Yargıtay Kararı 9. Hukuk Dairesi 2014/30386 E. 2014/29234 K. 13.10.2014 T.

YARGITAY KARARI
DAİRE : 9. Hukuk Dairesi
ESAS NO : 2014/30386
KARAR NO : 2014/29234
KARAR TARİHİ : 13.10.2014

MAHKEMESİ :İŞ MAHKEMESİ

Davacı vekili, davacı işçinin kıdem ve ihbar tazminatı ile fazla mesai ve tatil çalışmaları karşılığı ücret alacaklarının davalıdan tahsiline karar verilmesini talep etmiştir.
Mahkemece davanın kısmen kabulüne dair verilen kararın davalı vekili tarafından temyiz edilmesi üzerine Dairemizin 12.12.2013 gün ve 2011/46398 Esas, 2013/33097 Karar sayılı kararı ile “davacı işçinin operatör olarak çalıştığı, yerel mahkemece yapılan yargılama sonunda, hükme esas alınan bilirkişi raporundaki anlatımlara dayanılarak, davacının aylık 1.500 USD ücret aldığı kabul edilmiş ise de, mahkemenin bu kabulünün dosya kapsamına uygun düşmediği, dosyaya sunulan banka kayıtlarında davacının 2008 yılı Mayıs ayından önce 550-600 USD, belirtilen tarihten sonra ise 1. 000 USD aylık ücret aldığı anlaşılmasına karşın, soyut tanık anlatımına itibar edilerek tüm dönem açısından ücretin 1.500 USD olduğunun kabulü ile işçilik alacaklarının buna göre hesaplanmasının isabetsiz olduğu” gerekçesi ile bozulmasına karar verilmiştir.
Mahkemece bozma sonrası yapılan yargılama sonunda, “hükme esas alınan ücretin, bozma ilamında belirtildiği gibi 1.500 USD değil, 1.450 USD olup, bu miktarın tüm süreye uygulanmadığı, II. ek raporda da belirtildiği üzere dönemsel olarak 15.10.2005-31.05.2007 tarihleri arasında 650 USD, 01.06.2007-31.05.2007 tarihleri arasında 700 USD, 01.06.2008-10.08.2009 tarihleri arasında 1.450 USD olarak uygulandığı, 1.450 USD’nin tespitinde ise bankaya yatan 1.000 USD’nin üstüne avans olarak olarak verildiği kabul edilen 450 doların dikkate alındığı, davacı vekilince avans olarak aylık 450 USD aldığına dair 20.04.2011 tarihli dilekçesine davalı tarafından itiraz edilmediği, bu nedenle banka kayıtlarında davacıya ödenen ücrete ilave edilerek tam ücreti bulunduğu, bu ücretin tanık beyanlarınca doğrulanan ücret olup, bu nedenle itibar edildiğinden, tespit edilen ücretlerin doğru olduğu ve dosya içeriğine uygun olduğu” gerekçesi ile bozmaya karşı direnilmiştir.
Direnme kararının süresi içinde davalı vekili tarafından temyiz edilmiş olup, Dairemizin 6352 sayılı kanunun 40. maddesi ile eklenen 5521 sayılı İş Mahkemeleri Kanunu’nun geçici ikinci maddesi uyarınca öncelikle inceleme yetkisi olduğu anlaşılmakla dosya incelendi, gereği konuşulup düşünüldü.

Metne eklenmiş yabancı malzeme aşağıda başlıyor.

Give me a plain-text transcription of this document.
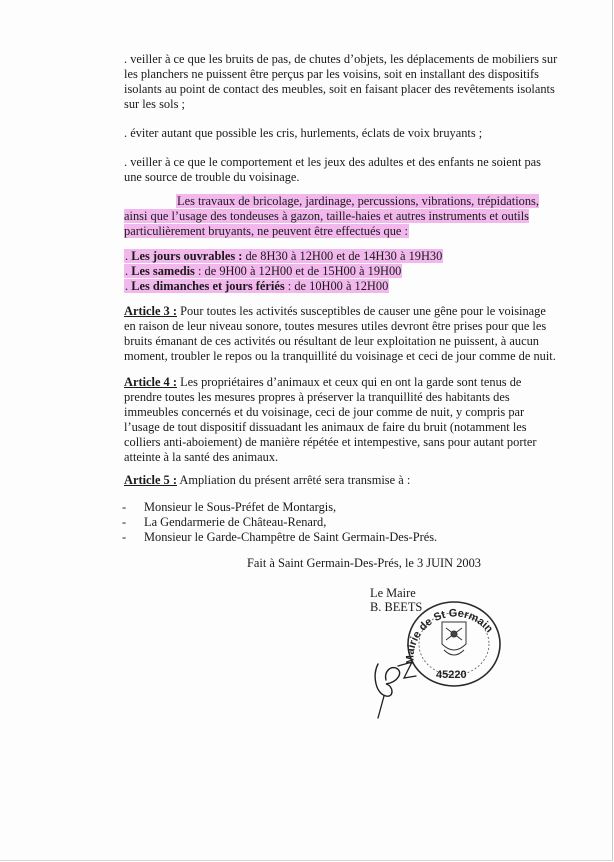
. veiller à ce que les bruits de pas, de chutes d’objets, les déplacements de mobiliers sur les planchers ne puissent être perçus par les voisins, soit en installant des dispositifs isolants au point de contact des meubles, soit en faisant placer des revêtements isolants sur les sols ;
. éviter autant que possible les cris, hurlements, éclats de voix bruyants ;
. veiller à ce que le comportement et les jeux des adultes et des enfants ne soient pas une source de trouble du voisinage.
Les travaux de bricolage, jardinage, percussions, vibrations, trépidations, ainsi que l’usage des tondeuses à gazon, taille-haies et autres instruments et outils particulièrement bruyants, ne peuvent être effectués que :
. Les jours ouvrables : de 8H30 à 12H00 et de 14H30 à 19H30
. Les samedis : de 9H00 à 12H00 et de 15H00 à 19H00
. Les dimanches et jours fériés : de 10H00 à 12H00
Article 3 : Pour toutes les activités susceptibles de causer une gêne pour le voisinage en raison de leur niveau sonore, toutes mesures utiles devront être prises pour que les bruits émanant de ces activités ou résultant de leur exploitation ne puissent, à aucun moment, troubler le repos ou la tranquillité du voisinage et ceci de jour comme de nuit.
Article 4 : Les propriétaires d’animaux et ceux qui en ont la garde sont tenus de prendre toutes les mesures propres à préserver la tranquillité des habitants des immeubles concernés et du voisinage, ceci de jour comme de nuit, y compris par l’usage de tout dispositif dissuadant les animaux de faire du bruit (notamment les colliers anti-aboiement) de manière répétée et intempestive, sans pour autant porter atteinte à la santé des animaux.
Article 5 : Ampliation du présent arrêté sera transmise à :
- Monsieur le Sous-Préfet de Montargis,
- La Gendarmerie de Château-Renard,
- Monsieur le Garde-Champêtre de Saint Germain-Des-Prés.
Fait à Saint Germain-Des-Prés, le 3 JUIN 2003
Le Maire
B. BEETS
Mairie de St Germain
45220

Y A R G I T A Y K A R A R I

Dairemizin “davacı işçinin operatör olarak çalıştığı, yerel mahkemece yapılan yargılama sonunda, hükme esas alınan bilirkişi raporundaki anlatımlara dayanılarak, davacının aylık 1.500 USD ücret aldığı kabul edilmiş ise de, mahkemenin bu kabulünün dosya kapsamına uygun düşmediği, dosyaya sunulan banka kayıtlarında davacının 2008 yılı Mayıs ayından önce 550-600 USD, belirtilen tarihten sonra ise 1. 000 USD aylık ücret aldığı anlaşılmasına karşın, soyut tanık anlatımına itibar edilerek tüm dönem açısından ücretin 1.500 USD olduğunun kabulü ile işçilik alacaklarının buna göre hesaplanmasının isabetsiz
olduğu” gerekçesi ile verilen karara karşı yerel mahkemece “hükme esas alınan ücretin, bozma ilamında belirtildiği gibi 1.500 USD değil, 1.450 USD olup, bu miktarın tüm süreye uygulanmadığı, II. ek raporda da belirtildiği üzere dönemsel olarak 15.10.2005-31.05.2007 tarihleri arasında 650 USD, 01.06.2007-31.05.2007 tarihleri arasında 700 USD, 01.06.2008-10.08.2009 tarihleri arasında 1.450 USD olarak uygulandığı, 1.450 USD’nin tespitinde ise bankaya yatan 1.000 USD’nin üstüne avans olarak olarak verildiği kabul edilen 450 doların dikkate alındığı, davacı vekilince avans olarak aylık 450 USD aldığına dair 20.04.2011 tarihli dilekçesine davalı tarafından itiraz edilmediği, bu nedenle banka kayıtlarında davacıya ödenen ücrete ilave edilerek tam ücreti bulunduğu, bu ücretin tanık beyanlarınca doğrulanan ücret olup, bu nedenle itibar edildiğinden, tespit edilen ücretlerin doğru olduğu ve dosya içeriğine uygun olduğu” gerekçesi ile direnilmiş olup, Dairemizce hükme esas alınan II. Ek raporun gözden kaçırıldığı bu nedenle direnmenin doğru olduğu, yerel mahkemesince bu hususun düzeltildiği anlaşıldığından, dosyadaki yazılara, kararın dayandığı delillerle kanuni gerektirici sebeplere ve özellikle delillerin takdirinde bir isabetsizlik görülmemesine göre, yerinde bulunmayan davalı vekilinin bütün temyiz itirazlarının reddi ile usul ve kanuna uygun olan hükmün 5521 sayılı İş Mahkemeleri Kanunu’nun geçici ek ikinci maddesi uyarınca ONANMASINA, 13.10.2014 tarihinde oy birliği ile karar verildi.